I'm so glad that Mary Carol posted before me, to remind the whole team of all the good things that happened and we did. It has been far to easy to focus on the last day, our flight, the people we left behind wondering, and forget about everything that went right.
There are a few hurdles to leap before going back, but I know once everything is ironed out, the mission will be that much stronger and prepared.
That said, here's an introspective look on how some of us feel, my latest attempt at prose poetry:
David Hora, CLS, MFA is thankful to be able to use both sides of his brain on this mission as scientist and asst. blog-meister. This was his first medical mission and hopefully not his last.
The "I" in TEAM
The quote, "There is no 'I' in Team," has become ubiquitous because of its applicability to almost any group effort focused on a goal. But when the cheers, accolades, or condolences cease, when we turn out the lights to listen to the crickets or ceiling fans, we return, with our fears, regrets, and insecurities, to the lonely 'I'. The Team that has achieved greatness or failed by just-this-much, always breaks into its constituent parts and the 'I' is left to react to the ups and downs of expectation, achievement, and disappointment.
The trip to Timushan was everything I'd expected. A remote location reached by rutted mountains roads, roads we must be off of by dark for fear of Banditos. We dealt with limited resources, language difficulties, improvisation, patients trekking in from long distances, over borders, or simply arriving by horse--the kind of plot anchor to which an industrious writer could add an air drop and murder to fabricate a Best-Seller or Blockbuster. Can I get an "Indiana Jones V?" But seriously, we all felt like we did some good that day, wearing our aches and pains proudly.
From there it was down hill for me. During the slow times I felt all but useless. Limited applicability of my high tech specialty in this low tech environment and I couldn't help translate. All I could do is stand by, watch other people work, and not feel at all part of the team. Three years of this mission had gone fine without a lab tech, and it looked like they would have done fine without me now.

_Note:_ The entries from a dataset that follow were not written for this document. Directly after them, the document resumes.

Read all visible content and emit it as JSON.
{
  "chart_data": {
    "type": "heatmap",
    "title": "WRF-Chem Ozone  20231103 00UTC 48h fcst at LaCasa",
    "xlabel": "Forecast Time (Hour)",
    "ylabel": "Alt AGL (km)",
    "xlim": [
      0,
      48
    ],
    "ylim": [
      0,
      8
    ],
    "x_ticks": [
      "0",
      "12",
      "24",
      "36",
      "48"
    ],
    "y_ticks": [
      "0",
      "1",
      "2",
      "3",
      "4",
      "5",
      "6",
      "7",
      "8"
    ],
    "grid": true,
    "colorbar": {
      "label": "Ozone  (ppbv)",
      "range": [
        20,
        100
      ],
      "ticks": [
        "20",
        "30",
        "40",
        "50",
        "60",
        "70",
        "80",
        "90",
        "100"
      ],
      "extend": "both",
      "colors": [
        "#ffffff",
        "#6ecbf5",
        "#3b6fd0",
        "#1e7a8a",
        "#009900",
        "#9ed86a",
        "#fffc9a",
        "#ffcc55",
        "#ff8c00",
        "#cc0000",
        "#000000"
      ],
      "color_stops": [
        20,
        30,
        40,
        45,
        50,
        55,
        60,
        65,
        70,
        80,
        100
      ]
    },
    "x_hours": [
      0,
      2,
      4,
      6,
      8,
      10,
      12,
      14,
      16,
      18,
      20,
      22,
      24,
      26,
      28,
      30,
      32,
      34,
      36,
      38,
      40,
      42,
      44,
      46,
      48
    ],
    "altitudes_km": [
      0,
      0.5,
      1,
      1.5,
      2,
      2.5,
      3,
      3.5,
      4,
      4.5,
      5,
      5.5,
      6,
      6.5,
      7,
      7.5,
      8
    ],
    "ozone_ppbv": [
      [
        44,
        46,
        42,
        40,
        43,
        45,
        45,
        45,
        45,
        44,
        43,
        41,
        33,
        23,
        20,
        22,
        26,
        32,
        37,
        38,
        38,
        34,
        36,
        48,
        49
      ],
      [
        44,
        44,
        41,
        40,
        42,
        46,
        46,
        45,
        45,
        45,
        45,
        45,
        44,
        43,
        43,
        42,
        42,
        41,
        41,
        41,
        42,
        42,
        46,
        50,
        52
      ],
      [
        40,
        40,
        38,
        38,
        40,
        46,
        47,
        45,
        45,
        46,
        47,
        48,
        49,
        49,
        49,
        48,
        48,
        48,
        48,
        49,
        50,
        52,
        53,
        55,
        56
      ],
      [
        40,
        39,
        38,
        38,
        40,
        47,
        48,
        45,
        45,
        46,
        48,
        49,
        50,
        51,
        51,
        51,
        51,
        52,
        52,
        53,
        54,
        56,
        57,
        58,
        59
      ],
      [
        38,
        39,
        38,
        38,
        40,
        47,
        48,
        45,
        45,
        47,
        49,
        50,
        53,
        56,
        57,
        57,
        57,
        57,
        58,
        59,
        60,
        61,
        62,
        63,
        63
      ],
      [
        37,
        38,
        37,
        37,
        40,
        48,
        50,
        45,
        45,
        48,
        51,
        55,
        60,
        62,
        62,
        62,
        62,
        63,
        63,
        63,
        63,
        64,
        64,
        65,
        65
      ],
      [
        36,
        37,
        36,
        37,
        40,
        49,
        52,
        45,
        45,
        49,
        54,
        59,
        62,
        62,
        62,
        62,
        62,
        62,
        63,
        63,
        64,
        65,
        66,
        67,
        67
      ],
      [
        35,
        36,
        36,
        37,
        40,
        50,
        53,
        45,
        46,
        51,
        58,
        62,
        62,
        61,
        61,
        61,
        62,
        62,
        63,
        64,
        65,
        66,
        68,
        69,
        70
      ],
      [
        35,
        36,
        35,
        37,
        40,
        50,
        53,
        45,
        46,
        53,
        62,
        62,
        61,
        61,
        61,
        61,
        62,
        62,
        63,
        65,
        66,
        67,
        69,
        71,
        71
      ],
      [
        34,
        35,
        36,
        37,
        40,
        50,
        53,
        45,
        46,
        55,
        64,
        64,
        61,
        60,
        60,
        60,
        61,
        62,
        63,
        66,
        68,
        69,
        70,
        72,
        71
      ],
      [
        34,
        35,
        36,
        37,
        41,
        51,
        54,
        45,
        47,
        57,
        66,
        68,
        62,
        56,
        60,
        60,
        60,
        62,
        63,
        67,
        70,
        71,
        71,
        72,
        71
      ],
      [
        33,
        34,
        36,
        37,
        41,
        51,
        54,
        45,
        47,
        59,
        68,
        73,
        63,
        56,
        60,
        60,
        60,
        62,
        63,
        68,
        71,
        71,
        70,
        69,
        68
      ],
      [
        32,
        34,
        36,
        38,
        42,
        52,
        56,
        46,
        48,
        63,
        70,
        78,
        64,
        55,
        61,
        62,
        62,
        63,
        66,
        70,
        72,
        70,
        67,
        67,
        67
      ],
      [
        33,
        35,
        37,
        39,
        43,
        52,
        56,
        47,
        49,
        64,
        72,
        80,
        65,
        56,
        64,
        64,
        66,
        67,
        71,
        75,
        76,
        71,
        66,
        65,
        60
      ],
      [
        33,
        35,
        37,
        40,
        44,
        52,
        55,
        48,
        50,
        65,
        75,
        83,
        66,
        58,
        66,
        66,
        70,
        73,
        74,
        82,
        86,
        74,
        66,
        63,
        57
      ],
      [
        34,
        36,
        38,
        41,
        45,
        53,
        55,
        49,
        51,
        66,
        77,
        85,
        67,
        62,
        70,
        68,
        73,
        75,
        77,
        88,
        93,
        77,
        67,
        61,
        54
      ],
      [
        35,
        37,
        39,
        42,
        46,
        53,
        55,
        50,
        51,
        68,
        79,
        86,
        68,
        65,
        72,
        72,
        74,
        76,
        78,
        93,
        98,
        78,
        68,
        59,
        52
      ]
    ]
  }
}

As the week wore on, and business picked up, gradually I saw that, if nothing else, I freed up others to better use their talents. There wasn't a nurse or med student dipping urine or checking blood sugars--they could treat or learn to treat patients as they should. Still, if it wasn't for my additional role as assistant mission chronicler, I don't see much reason for me to return.
I know others felt varying shades of uselessness and worthlessness, and that mutual disappointment solidified the team, brought us to consensus when it was discovered that a robbery had taken place and our security was in question. Unanimously we vowed to keep the clinics open--there were people who needed us--regardless of how we felt about our roles, we knew the Guatemalans appreciated our presence. It is here that I began to see what Keats meant by Negative Capability, "that is when man is capable of being in uncertainties, Mysteries, doubts without any irritable reaching after fact and reason."
That's what made it so hard to close the clinics at 10:30 Thursday morning. Keys at the Basilica had been stolen, locks could not be changed, and collectively we did not feel safe. But what must the people of Esquipulas have thought as we packed up, leaving them waiting with sick children in their arms or grandmothers in tow. How many would go without medical care in the day and a half we wouldn't be there? "Disculpe, disculpe," is all we could say. "I'm sorry, we must leave."
Even now, knowing we had helped a few people live better for a while, as we come back to our lives of comparative splendor, I keep seeing the father holding his son with cerebral palsy pleading, "Ayuda, ayuda, por favor," as we walked, dragging our bags of equipment and medication, away.
This, or something like it, is what each i in our team is seeing right now in the small, sleepless hours of the morning. So if we seem a little preoccupied, a little distant, perhaps reluctant to recount our adventures, please forgive us. The team has gone its disparate ways, each i left to reflect on our accomplishments and disappointments, and ready to do it all again if called upon, no questions asked. We were only gone a week, but the culture shock of clean water, air conditioning, mortgages, and electric bills takes some getting used to, knowing that somewhere near the Guatemalan-Honduras border a child may be sick or dying and I have the cure in my medicine cabinet.